Each column must be an object that contains at least the name, type and sql_type information. The "type" here is a generic information that can be readily used when data is in flight, e.g. in Avro data files or Spark Dataframes. The "SQL type" is the type of the column which will be used when the table is created.

Here's a full toy example:

{
    "name": "example.toys",
    "description": "An example table that stores information about toys",
    "source_name": "example.public.toys",
    "columns": [
        {
            "name": "id",
            "sql_type": "bigint",
            "type": "int"
        },
     ]
}

The exception here is that there is support for "skipped" columns -- these are columns which should not be retrieved from upstream sources but should be tracked so that nobody assumes that they were left off by accident. These columns show up like this:

    ... {
            "name": "encrypted_password",
            "skipped": true
        } ...

Additional fields for column definitions are:

  • the type that the column has in the upstream database: source_sql_type
  • the flag whether column is nullable: is_null
  • the SQL expression which will cast upstream data into the correct column type: expression
  • the compression: encoding

Table attributes and constraints

Attributes describe how the table is distributed over compute nodes: either on all nodes, evenly distributed or distributed by a column.

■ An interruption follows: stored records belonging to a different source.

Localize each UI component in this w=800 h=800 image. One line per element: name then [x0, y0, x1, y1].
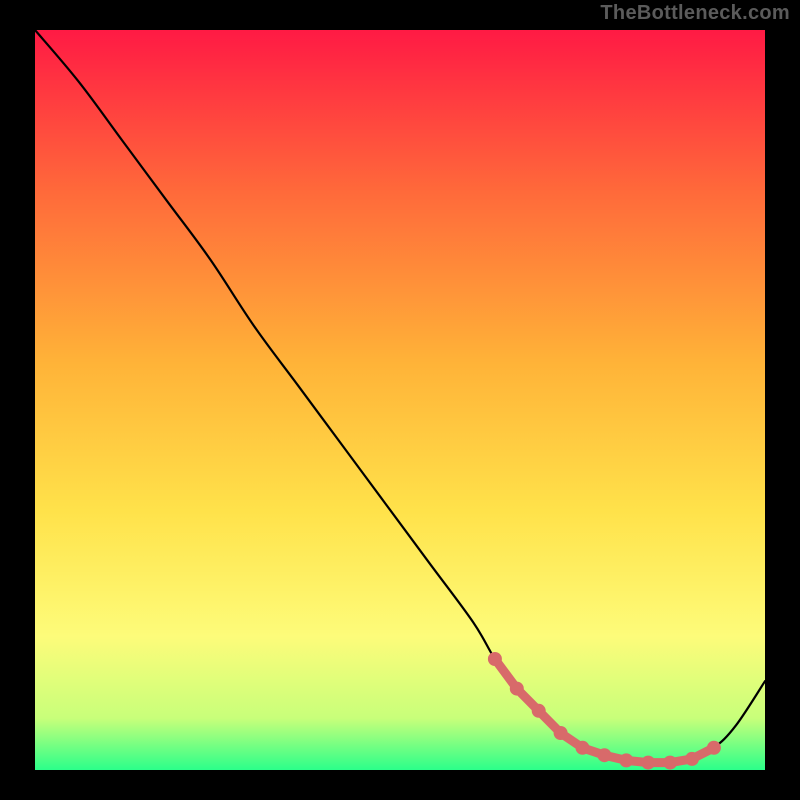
highlight-dot — [707, 741, 721, 755]
highlight-dot — [554, 726, 568, 740]
highlight-dot — [663, 756, 677, 770]
highlight-dot — [597, 748, 611, 762]
highlight-dot — [510, 682, 524, 696]
bottleneck-chart — [0, 0, 800, 800]
highlight-dot — [619, 753, 633, 767]
watermark-text: TheBottleneck.com — [600, 2, 790, 25]
highlight-dot — [532, 704, 546, 718]
highlight-dot — [488, 652, 502, 666]
highlight-dot — [576, 741, 590, 755]
highlight-dot — [641, 756, 655, 770]
chart-stage: TheBottleneck.com — [0, 0, 800, 800]
gradient-background — [35, 30, 765, 770]
highlight-dot — [685, 752, 699, 766]
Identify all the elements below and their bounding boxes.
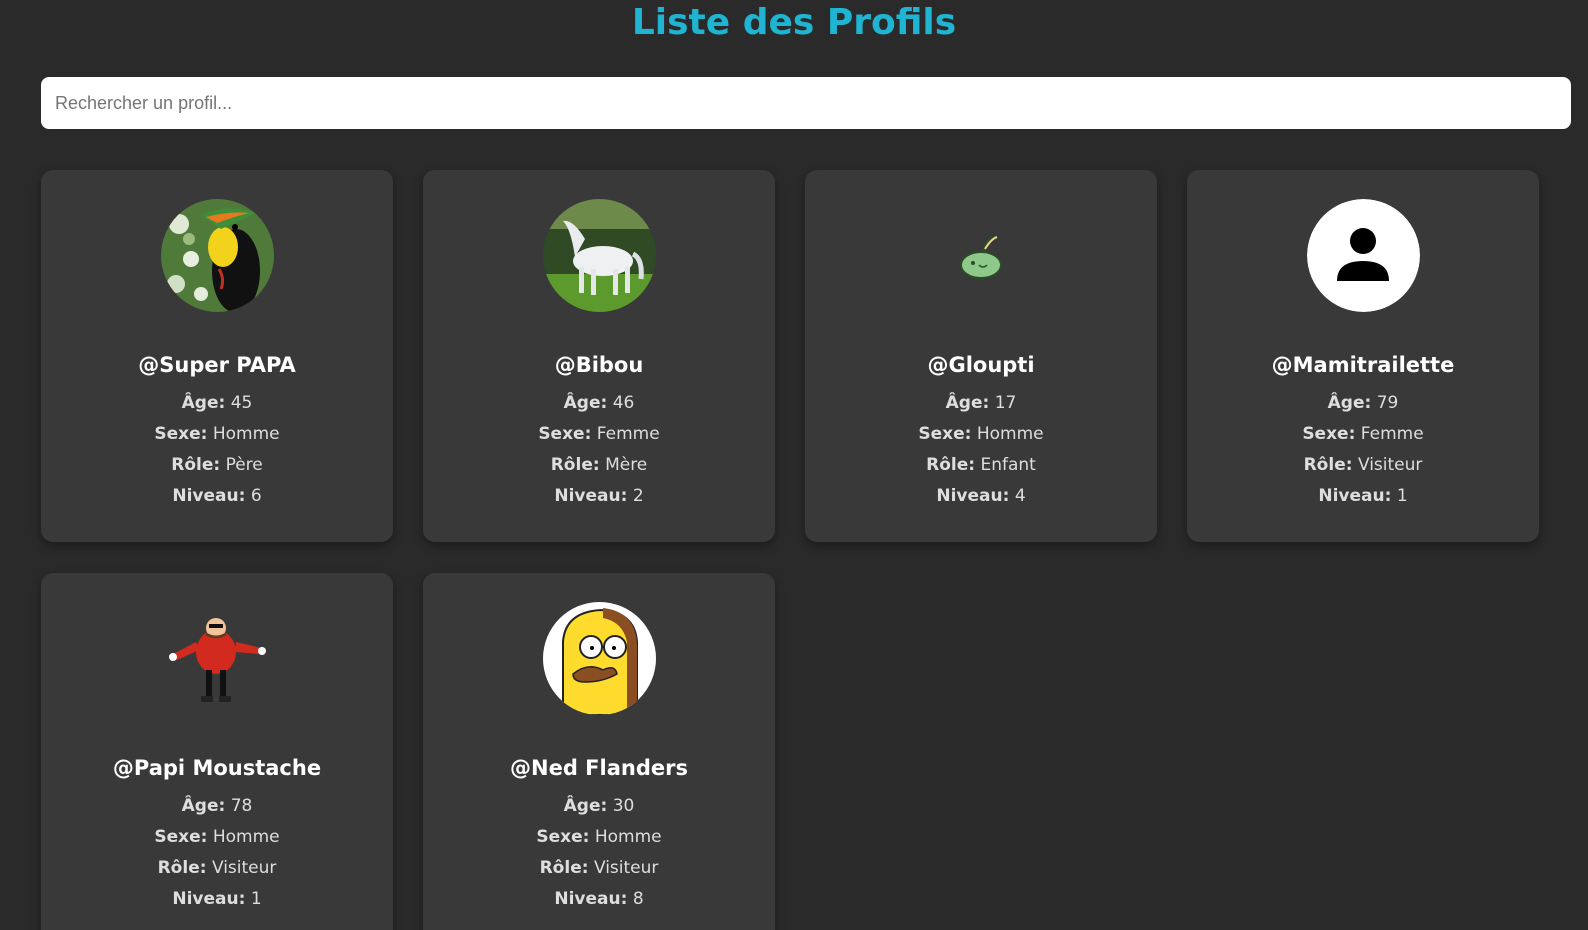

Constraints describe how a column or a set of columns needs to be unique or references another table.

CTAS -- Tables created using SQL queries

In most ways, CTAS are just like tables except they do not have an upstream source and are created by running a SQL query instead. Thus all of the information above applies except for "source_name" which now must be set to the literal "CTAS". And note that you also have to provide a file with the query. That file must have the same base name as the table design and have an extension of .sql.

{
    "name": "sales.fact_order",
    "source_name": "CTAS",
    "description": "Fact table for our order star schema, based on upstream 'www' data",
    "columns": [
        ...
    ]
}

Additionally, CTAS may have an "identity" column which is most useful for dimension tables.

Views

For views, there's no need (or opportunity) to specify anything other than the names of the columns. So the table design for a view looks like this:

{
    "name": "staging.users_without_pii",
    "source_name": "VIEW",
    "description": "View over users information but without their names and addresses",
    "columns": [
        { "name": "id" },
        { "name": "last_visit" },
        { "name": "is_subscriber" },
        { "name": "state_us" }
    ]
}

Note that "source_name" must be set to the literal "VIEW".